See requirements.txt

Usage

from transformers import AutoModel

device = 'cpu'  # 'cpu' or 'cuda'
model = AutoModel.from_pretrained("hance-ai/audiomae", trust_remote_code=True).to(device)  # load the pretrained model
z = model('path/audio_fname.wav')  # (768, 8, 64) = (latent_dim_size, latent_freq_dim, latent_temporal_dim)

Depending on a task, a different pooling strategy should be facilitated. For instance, a global average pooling can be used for a classification task. [2] uses an adaptive pooling.
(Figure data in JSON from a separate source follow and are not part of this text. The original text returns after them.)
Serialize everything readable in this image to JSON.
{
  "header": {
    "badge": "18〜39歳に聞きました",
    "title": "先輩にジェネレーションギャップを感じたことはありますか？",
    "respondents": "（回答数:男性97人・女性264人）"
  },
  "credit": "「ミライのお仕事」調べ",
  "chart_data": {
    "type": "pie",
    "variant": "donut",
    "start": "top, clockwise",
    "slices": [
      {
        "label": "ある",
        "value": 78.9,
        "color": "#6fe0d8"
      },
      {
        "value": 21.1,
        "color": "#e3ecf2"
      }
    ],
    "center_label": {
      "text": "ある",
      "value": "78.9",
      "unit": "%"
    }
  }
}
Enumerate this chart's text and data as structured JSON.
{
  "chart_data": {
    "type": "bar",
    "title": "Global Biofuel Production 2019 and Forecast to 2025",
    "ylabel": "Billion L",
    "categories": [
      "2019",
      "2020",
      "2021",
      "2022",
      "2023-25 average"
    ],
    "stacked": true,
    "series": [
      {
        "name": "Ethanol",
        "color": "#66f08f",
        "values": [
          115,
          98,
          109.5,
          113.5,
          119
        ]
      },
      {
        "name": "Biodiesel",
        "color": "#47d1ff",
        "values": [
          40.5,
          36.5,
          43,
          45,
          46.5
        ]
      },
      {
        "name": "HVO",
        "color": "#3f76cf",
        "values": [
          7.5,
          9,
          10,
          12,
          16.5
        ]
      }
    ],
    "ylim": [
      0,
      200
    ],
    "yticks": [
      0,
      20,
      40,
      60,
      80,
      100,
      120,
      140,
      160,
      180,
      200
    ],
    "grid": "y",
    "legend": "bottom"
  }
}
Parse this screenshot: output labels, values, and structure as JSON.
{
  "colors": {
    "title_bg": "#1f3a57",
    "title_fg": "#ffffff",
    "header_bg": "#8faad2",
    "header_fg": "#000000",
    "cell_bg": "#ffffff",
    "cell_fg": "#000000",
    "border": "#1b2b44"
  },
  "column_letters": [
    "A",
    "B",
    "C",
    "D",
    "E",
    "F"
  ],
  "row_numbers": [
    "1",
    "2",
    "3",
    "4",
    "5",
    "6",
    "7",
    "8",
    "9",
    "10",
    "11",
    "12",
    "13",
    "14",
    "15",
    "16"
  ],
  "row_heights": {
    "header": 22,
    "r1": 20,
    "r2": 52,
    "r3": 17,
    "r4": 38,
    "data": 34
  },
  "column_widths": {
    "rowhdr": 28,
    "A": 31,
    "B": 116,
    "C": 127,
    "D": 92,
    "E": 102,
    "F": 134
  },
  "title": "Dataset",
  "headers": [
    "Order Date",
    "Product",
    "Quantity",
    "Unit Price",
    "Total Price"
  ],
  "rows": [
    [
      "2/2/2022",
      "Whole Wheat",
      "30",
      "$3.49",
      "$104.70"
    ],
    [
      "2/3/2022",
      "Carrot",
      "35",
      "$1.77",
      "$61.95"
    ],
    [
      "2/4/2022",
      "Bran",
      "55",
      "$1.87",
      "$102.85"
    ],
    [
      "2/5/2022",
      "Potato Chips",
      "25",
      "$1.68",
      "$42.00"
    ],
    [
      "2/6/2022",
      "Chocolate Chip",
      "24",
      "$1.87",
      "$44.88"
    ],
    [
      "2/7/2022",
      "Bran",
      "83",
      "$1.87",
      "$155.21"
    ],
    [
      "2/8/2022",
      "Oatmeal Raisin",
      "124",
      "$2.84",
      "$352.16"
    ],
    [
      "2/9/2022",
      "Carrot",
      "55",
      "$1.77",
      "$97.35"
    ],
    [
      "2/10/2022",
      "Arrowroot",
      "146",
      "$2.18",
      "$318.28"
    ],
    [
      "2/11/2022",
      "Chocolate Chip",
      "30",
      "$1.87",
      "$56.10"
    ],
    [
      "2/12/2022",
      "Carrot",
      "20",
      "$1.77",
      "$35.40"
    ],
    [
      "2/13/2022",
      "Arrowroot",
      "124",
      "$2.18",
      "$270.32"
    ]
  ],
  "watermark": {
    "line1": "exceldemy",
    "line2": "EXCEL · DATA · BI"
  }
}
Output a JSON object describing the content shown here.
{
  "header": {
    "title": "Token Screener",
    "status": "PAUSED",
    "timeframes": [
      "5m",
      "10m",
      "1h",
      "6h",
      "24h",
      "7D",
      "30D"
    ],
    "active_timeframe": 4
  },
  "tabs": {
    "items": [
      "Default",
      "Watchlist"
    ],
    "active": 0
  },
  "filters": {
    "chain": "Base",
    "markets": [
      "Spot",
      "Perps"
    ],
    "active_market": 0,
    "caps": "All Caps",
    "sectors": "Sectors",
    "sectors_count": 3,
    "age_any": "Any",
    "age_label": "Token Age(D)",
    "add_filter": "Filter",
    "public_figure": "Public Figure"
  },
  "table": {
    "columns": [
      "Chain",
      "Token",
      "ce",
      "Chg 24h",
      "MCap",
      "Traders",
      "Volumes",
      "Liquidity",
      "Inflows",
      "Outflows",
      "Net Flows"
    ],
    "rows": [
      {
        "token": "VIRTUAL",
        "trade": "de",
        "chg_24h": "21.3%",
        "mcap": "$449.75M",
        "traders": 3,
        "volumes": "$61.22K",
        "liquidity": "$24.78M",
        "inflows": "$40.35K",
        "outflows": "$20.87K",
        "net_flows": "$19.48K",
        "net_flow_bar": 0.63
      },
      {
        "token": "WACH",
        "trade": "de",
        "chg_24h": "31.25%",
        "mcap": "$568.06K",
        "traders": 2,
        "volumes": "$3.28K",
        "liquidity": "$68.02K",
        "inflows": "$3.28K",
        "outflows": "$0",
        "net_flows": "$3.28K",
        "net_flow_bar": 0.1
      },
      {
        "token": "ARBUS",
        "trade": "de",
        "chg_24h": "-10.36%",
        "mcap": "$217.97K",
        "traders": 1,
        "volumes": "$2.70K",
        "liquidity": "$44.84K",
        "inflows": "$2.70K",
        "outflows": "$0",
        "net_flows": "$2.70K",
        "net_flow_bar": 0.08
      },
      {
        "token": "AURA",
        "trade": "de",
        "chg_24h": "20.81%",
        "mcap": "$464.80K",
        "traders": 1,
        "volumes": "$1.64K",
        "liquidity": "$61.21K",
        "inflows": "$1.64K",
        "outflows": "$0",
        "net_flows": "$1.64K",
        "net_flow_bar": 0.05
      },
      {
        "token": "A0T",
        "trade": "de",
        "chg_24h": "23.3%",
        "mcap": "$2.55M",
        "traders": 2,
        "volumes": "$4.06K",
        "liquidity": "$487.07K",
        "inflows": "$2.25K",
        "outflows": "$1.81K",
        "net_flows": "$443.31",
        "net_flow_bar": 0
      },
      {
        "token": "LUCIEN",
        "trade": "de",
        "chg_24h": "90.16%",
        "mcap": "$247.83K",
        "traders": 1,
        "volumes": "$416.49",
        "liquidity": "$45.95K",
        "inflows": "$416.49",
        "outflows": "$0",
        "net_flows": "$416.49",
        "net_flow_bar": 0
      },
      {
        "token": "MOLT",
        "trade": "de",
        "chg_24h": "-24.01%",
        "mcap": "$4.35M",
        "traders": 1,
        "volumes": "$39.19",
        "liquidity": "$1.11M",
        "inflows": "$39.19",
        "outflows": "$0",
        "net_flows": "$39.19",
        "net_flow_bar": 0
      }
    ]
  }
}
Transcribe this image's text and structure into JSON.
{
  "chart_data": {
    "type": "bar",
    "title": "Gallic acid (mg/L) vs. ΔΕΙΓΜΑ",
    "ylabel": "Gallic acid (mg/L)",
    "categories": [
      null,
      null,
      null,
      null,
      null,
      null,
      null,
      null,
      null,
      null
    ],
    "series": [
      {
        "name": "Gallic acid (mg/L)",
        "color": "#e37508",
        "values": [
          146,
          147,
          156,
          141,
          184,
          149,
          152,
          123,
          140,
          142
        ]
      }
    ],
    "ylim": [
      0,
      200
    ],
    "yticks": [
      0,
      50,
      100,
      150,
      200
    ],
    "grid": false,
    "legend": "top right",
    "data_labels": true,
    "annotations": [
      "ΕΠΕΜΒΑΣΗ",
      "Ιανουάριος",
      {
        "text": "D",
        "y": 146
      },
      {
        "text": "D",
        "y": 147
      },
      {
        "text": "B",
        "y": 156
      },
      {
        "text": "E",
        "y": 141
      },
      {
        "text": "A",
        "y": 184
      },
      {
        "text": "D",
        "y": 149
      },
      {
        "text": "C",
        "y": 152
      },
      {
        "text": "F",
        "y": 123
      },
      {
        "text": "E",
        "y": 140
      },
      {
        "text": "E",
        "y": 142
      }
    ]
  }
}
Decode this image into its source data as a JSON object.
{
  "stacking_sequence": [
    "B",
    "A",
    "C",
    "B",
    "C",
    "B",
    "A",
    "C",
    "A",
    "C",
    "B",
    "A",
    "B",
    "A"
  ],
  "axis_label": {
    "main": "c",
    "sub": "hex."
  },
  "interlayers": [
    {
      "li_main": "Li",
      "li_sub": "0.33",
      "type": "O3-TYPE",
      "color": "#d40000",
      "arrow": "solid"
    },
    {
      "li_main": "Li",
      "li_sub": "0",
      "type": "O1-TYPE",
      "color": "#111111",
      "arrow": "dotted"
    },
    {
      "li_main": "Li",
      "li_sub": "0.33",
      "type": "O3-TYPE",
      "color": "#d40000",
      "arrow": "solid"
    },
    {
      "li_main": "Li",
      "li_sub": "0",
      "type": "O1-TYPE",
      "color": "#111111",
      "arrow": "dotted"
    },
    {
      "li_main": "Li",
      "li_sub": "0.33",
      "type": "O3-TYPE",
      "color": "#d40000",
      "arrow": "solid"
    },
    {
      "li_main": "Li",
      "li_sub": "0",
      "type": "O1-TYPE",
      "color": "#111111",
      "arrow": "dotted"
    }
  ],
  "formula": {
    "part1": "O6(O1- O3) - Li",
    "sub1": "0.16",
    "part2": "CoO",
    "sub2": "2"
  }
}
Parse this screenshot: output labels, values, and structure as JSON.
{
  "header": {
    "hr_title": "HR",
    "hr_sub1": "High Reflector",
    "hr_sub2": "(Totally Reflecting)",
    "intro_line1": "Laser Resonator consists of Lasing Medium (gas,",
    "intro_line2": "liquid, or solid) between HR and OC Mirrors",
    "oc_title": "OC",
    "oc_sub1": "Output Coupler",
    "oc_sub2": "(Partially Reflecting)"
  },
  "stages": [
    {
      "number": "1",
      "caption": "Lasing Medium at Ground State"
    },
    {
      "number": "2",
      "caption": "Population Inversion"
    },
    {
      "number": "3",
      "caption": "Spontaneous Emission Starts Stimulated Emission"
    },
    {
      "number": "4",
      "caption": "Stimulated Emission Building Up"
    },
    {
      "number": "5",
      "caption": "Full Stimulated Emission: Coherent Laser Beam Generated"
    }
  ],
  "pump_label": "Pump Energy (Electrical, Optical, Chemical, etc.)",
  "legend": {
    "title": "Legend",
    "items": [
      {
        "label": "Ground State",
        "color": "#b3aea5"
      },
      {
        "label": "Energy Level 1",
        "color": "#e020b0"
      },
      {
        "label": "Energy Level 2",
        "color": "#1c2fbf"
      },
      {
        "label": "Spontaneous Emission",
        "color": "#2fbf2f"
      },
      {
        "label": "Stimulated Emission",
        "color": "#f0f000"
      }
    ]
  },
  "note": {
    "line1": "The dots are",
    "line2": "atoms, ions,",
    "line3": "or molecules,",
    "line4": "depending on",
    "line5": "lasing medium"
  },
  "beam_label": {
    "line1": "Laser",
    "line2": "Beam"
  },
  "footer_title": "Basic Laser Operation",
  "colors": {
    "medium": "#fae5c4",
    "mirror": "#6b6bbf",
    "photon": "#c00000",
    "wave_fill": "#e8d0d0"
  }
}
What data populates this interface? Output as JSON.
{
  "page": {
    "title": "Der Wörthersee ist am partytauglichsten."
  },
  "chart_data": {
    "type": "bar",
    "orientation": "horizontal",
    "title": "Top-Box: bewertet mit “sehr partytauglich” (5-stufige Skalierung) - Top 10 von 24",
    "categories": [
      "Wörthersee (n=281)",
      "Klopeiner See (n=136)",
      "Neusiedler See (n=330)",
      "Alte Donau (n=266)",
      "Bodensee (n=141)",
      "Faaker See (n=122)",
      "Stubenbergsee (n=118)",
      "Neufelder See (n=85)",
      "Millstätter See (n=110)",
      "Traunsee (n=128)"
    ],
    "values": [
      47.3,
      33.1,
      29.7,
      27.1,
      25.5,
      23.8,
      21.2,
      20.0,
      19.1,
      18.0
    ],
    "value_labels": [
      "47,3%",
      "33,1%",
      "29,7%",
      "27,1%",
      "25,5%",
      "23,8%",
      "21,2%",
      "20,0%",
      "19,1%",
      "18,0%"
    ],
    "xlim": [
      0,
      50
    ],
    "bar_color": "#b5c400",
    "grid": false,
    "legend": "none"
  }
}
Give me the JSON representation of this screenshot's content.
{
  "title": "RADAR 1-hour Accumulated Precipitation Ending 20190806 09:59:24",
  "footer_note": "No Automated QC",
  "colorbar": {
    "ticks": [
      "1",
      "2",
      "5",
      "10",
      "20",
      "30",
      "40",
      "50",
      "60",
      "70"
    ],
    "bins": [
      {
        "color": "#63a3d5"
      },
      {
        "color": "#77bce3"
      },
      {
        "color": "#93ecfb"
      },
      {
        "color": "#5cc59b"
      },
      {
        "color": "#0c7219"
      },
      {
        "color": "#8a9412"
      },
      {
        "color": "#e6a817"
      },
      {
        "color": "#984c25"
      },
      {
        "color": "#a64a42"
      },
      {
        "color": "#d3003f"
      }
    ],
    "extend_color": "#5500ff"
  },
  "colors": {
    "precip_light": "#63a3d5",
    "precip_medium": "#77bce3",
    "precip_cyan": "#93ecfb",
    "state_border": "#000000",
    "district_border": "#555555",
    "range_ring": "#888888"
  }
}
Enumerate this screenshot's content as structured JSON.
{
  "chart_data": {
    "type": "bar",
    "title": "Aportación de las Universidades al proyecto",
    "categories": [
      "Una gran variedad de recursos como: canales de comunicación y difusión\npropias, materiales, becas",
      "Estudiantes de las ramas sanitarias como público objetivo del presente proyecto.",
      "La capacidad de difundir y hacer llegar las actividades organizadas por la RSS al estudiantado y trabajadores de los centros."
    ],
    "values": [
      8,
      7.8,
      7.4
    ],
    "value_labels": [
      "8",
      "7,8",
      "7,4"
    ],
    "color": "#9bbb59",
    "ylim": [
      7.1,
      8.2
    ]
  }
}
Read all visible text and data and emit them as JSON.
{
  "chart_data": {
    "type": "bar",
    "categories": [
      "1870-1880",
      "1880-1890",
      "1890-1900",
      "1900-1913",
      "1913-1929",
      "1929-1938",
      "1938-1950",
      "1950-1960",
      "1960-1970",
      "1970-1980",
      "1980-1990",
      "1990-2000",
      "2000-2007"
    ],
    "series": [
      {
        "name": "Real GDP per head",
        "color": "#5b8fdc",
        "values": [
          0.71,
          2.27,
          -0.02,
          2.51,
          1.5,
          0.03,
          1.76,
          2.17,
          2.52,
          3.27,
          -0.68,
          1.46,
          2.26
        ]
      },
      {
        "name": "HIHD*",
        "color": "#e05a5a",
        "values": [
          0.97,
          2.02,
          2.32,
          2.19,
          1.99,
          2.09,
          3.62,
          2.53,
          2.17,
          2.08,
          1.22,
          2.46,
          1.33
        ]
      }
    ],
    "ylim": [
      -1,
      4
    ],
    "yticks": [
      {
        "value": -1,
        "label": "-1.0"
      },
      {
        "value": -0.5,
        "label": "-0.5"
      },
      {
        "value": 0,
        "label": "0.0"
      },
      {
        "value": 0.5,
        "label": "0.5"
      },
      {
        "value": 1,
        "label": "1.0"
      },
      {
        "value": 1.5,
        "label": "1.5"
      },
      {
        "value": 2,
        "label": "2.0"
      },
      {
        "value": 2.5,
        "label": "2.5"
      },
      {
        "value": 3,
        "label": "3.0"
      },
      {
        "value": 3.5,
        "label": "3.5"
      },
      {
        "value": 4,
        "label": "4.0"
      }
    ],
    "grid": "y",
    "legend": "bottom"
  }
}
⚠️ AudioMAE accepts audio with maximum length of 10s (as described in [1]). Any audio longer than 10s will be clipped to 10s, meaning the excess beyond 10s will be discarded.

Sanity Check Result

In the following, a spectrogram of an input audio and corresponding $z$ are visualized. The input audio is 10s, containing baby coughing, hiccuping, and adult sneezing. The latent dimension size of $z$ is reduced to 8 using PCA for visualization.

The result shows that the presence of labeled sound is clearly captured in the 3rd principal component (PC). While the baby coughing and hiccuping sounds are not so distinugisable up to the 5th PC, they are in the 6th PC. This result briefly shows the effectiveness of the pretrained AudioMAE.

References

[1] Huang, Po-Yao, et al. "Masked autoencoders that listen." Advances in Neural Information Processing Systems 35 (2022): 28708-28720.

[2] Liu, Haohe, et al. "Audioldm 2: Learning holistic audio generation with self-supervised pretraining." IEEE/ACM Transactions on Audio, Speech, and Language Processing (2024).